We all have our own coming out story. My girlfriend’s involves too much wine and the Take Back The Night March. A good friend’s has to do with a very forthcoming roommate.
My coming out story has to do with my mom, a strip bar and seven naked dancers.
My mom had been a stripper in a bar in St Catharines for many years, and one day I went with her to visit some of her old friends. I’d heard about these women for years and was happy to finally meet them. At 19, I was finally old enough to step into a world I had heard about for so long.
For some bizarre reason, I never even considered that my mom’s friends would be greeting me naked. I guess I had been hanging on to a PG-13 version of what a strip club should be like: beautiful women in elaborate costumes doing the cancan in front of a tuxedo-clad crowd.
Oh, how wrong I was.
There I was, surrounded by large beautiful naked breasts, at least seven bouncing pairs coming straight at me. I became smaller and smaller as these women closed in on me in one massive nude hug. Being much shorter than these stiletto-clad ladies, my face was pressed up against the great wall of cleavage.
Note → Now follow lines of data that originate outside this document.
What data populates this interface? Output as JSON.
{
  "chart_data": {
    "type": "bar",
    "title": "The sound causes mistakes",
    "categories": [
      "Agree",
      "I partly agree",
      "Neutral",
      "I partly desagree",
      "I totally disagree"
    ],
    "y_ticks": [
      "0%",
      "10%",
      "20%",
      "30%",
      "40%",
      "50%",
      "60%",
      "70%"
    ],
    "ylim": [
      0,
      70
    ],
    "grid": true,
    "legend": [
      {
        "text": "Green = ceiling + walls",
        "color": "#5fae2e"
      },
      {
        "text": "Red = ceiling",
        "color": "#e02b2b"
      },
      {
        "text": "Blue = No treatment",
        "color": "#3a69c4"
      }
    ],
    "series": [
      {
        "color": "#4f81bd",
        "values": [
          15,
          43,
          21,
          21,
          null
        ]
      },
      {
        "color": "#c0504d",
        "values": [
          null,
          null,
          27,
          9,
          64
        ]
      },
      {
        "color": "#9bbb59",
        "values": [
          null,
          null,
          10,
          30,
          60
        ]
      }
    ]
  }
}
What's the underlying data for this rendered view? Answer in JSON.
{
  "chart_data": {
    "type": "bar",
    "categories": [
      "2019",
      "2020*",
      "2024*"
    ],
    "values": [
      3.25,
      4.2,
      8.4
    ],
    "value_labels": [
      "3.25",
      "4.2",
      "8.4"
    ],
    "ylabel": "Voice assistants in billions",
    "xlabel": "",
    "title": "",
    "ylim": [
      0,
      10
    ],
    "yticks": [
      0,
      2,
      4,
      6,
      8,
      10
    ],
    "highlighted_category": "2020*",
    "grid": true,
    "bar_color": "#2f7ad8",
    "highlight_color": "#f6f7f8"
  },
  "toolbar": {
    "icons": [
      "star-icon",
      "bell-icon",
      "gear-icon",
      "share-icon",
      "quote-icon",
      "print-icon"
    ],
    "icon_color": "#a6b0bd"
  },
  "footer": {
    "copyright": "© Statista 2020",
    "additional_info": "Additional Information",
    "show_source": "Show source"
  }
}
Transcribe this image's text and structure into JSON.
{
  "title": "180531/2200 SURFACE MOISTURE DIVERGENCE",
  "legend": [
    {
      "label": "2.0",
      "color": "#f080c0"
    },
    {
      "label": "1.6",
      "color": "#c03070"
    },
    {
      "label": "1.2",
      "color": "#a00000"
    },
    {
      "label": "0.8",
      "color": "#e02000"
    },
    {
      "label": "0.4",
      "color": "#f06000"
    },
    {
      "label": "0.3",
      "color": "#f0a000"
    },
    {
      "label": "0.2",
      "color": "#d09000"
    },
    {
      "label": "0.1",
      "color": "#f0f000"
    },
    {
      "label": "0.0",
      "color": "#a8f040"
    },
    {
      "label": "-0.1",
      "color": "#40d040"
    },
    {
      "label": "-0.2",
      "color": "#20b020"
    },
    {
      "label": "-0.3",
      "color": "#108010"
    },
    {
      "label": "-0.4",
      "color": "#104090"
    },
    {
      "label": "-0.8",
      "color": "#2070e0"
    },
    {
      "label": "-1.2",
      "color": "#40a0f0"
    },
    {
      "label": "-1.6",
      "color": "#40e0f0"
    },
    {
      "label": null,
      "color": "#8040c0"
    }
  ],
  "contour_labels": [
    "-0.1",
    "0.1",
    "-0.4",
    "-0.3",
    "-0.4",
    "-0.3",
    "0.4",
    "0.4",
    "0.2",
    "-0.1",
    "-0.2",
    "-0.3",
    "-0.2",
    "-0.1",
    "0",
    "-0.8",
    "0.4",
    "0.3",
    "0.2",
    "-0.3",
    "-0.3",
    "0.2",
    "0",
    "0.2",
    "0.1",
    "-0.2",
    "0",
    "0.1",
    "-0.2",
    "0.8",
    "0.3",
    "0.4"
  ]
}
Eventually they took a step back. As I tried to get a hold of myself, a voice inside my head repeated, “Look into their eyes. Look into their eyes….”
We all sat down together. I kept wishing I could contribute to the conversation, but all I could do was stare at the 14 nipples hovering above the tabletop. I tried not to let my eyes rest on anything for too long, but the biggest challenge came in the form of two girls going down on each other on stage. I was lost in the moment.
I snapped out of it when drinks were raised in honour of my birthday and I wondered how long I’d been mesmerized by the show. I was sweating profusely, convinced that the whole table knew I was queer.
It was then that I snapped to what now seems like an obvious thought: Being in a strip club with your mother is uncomfortable. Being in a strip club with your mother as a 19-year-old closeted lesbian is mortifying.
On the way home, my mom asked me if I remembered the time I got onstage at a strip club when I was six years old. Of course I did.
I was sitting at a table drinking a 7-Up and ravaging a colouring book, waiting for my mom to pick up her pay cheque, when I suddenly dropped my crayons and headed to the stage. I danced around, watching my reflection on the mirrored back wall. I laughed with surprise when I looked up and saw myself reflected on the mirrored ceiling, too. The barmaid gave me a big round of applause as I happily swung myself around the big shiny golden pole. This was fun!
My mom eventually looked up, but she wasn’t smiling. As if she saw it as a predictor of things to come, she rushed up to the stage and pried me off the golden post — rudely interrupting my glorious finale. I was pissed, and I let my mom know my displeasure by kicking and screaming all the way home.
At six, I could have hung out on that stage forever, thinking that my mom had the coolest job in the world. At 19, you couldn’t have gotten me out of that strip club fast enough.
These days, I’m thankfully no longer afraid of naked women, their breasts or what it means to be turned on by them — but I doubt that I’ll ever be comfortable kicking it in a strip club. After all, that’s where mom used to work.